Manfred Grubinger hatte in seinem Konzert im Februar 2018 im Technikum schon nicht nachgelassen darauf hinzuweisen, dass allein der Standort Werksviertel-Mitte mit dem neuen Konzerthaus schon jetzt zu den spannendsten Begegnungen von E und U führen wird. Jazz, Soul, Techno, Elektronik vermischen sich bei VKKO mit mächtigen romantischen Schlägen und elektrisierenden Clustern.
Expressionistisch aufgeladen wie immer bei Claas Kraus, der Titel: „Three Nuclear Submarines and an Angry Lizard and Molten Acid für Vibraphon und Klavier.“ Euphorisch tanzen die E- und U-Linien, alternierend zwischen Klavier und Marimba umeinander, umkreisen, begegnen sich wechselwirkend: Quantenmusik, die uns nicht mehr erlaubt von den alten Körper-Modellen Klassik, Moderne und Jazz zu reden. Ein fantastischer Auftakt als Ausblick, schwerelose Virtuosität, Sternentanz.
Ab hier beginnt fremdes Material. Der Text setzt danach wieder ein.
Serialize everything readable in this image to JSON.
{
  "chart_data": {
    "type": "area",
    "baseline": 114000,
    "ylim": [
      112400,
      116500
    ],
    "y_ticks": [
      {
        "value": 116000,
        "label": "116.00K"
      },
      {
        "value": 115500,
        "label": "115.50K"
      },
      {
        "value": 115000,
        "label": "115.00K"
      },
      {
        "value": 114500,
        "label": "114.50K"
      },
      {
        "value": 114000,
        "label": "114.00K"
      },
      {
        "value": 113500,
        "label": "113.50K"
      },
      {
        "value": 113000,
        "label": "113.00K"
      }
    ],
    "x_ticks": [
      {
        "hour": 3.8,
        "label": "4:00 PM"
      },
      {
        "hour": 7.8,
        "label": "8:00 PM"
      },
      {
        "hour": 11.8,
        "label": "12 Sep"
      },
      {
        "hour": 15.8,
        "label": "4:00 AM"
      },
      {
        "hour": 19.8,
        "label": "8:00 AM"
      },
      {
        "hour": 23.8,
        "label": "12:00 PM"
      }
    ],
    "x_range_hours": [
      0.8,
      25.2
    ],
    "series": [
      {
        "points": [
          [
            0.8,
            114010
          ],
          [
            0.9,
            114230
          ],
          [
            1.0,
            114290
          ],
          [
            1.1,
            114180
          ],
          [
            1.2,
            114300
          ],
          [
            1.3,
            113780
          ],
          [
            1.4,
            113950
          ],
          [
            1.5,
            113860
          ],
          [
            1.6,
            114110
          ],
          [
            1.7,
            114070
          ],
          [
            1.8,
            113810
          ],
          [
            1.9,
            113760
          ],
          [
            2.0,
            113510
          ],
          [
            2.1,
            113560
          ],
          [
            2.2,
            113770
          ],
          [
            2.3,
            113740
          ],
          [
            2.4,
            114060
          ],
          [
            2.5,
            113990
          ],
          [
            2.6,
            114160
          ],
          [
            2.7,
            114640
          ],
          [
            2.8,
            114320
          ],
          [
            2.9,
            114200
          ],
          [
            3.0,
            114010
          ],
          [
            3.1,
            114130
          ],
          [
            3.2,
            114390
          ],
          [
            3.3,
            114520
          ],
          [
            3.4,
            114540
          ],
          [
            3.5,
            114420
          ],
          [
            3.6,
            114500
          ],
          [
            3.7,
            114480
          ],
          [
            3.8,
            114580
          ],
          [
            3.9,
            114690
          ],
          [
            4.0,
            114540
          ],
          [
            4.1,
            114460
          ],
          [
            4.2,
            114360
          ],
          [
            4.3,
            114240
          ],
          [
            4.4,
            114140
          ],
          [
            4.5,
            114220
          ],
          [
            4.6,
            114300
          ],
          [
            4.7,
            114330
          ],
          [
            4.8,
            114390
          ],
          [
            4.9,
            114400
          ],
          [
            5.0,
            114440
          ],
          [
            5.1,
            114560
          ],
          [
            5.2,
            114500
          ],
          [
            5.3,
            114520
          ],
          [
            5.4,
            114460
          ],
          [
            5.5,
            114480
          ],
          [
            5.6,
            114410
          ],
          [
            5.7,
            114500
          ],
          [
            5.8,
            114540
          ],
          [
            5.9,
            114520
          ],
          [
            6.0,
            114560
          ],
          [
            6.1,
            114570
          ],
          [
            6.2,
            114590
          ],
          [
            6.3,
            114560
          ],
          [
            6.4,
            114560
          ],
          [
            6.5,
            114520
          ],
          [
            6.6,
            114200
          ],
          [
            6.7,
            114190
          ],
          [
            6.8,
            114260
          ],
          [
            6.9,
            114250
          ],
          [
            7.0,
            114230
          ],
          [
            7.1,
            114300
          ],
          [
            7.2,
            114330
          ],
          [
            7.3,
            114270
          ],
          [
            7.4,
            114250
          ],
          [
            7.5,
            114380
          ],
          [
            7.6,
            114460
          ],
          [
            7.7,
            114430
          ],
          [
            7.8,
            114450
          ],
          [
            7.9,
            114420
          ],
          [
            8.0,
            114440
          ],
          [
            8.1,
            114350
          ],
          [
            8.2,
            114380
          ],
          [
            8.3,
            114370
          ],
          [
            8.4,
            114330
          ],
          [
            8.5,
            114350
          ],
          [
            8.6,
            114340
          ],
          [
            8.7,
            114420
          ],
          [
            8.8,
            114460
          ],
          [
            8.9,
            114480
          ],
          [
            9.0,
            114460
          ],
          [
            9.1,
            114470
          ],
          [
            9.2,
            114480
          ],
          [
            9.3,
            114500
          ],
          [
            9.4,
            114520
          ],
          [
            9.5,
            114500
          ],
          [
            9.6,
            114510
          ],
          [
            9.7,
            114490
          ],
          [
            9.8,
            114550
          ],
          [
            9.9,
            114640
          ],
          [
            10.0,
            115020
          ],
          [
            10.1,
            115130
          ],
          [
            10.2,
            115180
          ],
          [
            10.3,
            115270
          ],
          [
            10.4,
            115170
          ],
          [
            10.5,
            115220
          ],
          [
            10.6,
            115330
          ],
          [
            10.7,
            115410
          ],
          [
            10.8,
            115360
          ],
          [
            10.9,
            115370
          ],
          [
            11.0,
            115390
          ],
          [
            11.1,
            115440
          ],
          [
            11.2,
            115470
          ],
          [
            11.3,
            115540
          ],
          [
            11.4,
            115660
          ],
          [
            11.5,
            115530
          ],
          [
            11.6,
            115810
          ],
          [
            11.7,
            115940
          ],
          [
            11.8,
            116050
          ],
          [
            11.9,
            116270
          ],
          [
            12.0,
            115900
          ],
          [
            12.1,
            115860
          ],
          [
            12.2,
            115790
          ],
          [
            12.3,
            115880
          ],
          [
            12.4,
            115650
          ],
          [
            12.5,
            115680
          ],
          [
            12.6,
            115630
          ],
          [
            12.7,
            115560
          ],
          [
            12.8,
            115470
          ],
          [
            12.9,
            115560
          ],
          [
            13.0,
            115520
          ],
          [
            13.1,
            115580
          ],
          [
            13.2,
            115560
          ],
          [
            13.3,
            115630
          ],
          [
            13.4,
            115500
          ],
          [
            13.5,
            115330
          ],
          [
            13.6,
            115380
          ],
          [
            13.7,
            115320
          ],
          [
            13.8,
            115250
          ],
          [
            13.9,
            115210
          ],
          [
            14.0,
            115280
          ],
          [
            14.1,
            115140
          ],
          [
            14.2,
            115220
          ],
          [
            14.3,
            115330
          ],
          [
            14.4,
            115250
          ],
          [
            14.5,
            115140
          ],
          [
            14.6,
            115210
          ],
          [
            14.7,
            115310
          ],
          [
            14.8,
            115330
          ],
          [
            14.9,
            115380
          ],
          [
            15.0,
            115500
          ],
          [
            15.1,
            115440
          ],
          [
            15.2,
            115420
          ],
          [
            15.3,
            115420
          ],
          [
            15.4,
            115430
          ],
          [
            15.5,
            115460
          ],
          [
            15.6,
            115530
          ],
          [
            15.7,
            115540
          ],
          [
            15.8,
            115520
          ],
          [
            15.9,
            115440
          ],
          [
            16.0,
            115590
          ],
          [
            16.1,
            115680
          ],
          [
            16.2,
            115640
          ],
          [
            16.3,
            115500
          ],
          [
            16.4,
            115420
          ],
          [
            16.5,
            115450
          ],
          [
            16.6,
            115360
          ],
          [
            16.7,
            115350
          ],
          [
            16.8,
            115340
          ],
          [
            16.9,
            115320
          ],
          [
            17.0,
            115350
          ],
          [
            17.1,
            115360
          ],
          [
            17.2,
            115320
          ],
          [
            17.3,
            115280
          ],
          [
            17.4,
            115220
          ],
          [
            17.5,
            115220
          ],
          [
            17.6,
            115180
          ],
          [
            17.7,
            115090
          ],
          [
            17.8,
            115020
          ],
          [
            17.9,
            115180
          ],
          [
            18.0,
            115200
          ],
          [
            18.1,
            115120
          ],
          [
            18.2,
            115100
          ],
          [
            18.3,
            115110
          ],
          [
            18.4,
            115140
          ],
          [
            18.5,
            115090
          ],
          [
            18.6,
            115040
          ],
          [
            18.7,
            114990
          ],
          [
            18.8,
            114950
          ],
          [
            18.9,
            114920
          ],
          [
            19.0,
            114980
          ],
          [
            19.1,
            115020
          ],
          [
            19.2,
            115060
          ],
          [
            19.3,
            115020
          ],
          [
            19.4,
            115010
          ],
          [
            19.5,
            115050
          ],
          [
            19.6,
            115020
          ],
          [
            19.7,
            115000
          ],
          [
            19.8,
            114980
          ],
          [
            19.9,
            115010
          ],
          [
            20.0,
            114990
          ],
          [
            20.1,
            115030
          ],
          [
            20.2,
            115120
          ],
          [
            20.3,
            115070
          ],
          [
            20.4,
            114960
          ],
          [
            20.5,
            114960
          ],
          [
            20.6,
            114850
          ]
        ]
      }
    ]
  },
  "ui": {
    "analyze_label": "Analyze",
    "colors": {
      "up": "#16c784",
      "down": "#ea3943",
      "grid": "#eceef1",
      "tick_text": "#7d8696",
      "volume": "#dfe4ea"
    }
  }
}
Der Blick zurück in die Tiefen der Musik wird dann erlebbar durch Naoka Aoki, die ein ein Paradestück von Richard Strauss bringt, den Rosenkavalier-Walzer. Es ist immer wieder bemerkenswert, wie mentalitätssicher und nicht nur in technischer Perfektion, die schräge Süffisanz von Richard Strauss in Fernost verstanden wird.
Am Klavier kongenial Yumiko Urabe. Weltsprache Musik. Mohamed Hiber, geboren in Paris, vertritt mit Jenö Hubay die österreichisch-magyarische Klangfarbe. In der Carmen Fantasie des in 1885 im Kaiserreich Österreich in Pest Geborenen, als Buda westlich der Donau noch nicht angeschlossen war, überzeugt er mit sonor kraftvollem Strich, libidinös in der Tiefe. Die 19jährige Diana Adamyan aus Armenien würdigt Chatschaturians Tanz für Violine und Klavier. Seitdem sie sieben Jahre alt ist, räumt sie bei Wettbewerben ab. Mit Tatiana Chernichka am Klavier geht viel über Augenkontakt. Vielleicht war dieses Stück der technisch schwierigste Brecher. Aufschlagender Bogen leitet mit rhythmischen Verzierungen in einen rasenden Tanz mit Pizzicatos, mittendrin im Strich.
Wenn sich höchste Ausbildung derart mit Musikantischem vereint, macht sich Euphorie breit. Freude an E und U, die die Errungenschaften und Kultur Europas hegt, eingehegt, pflegt und liebt von seinen Rändern aus, sein Innerstes auffassend.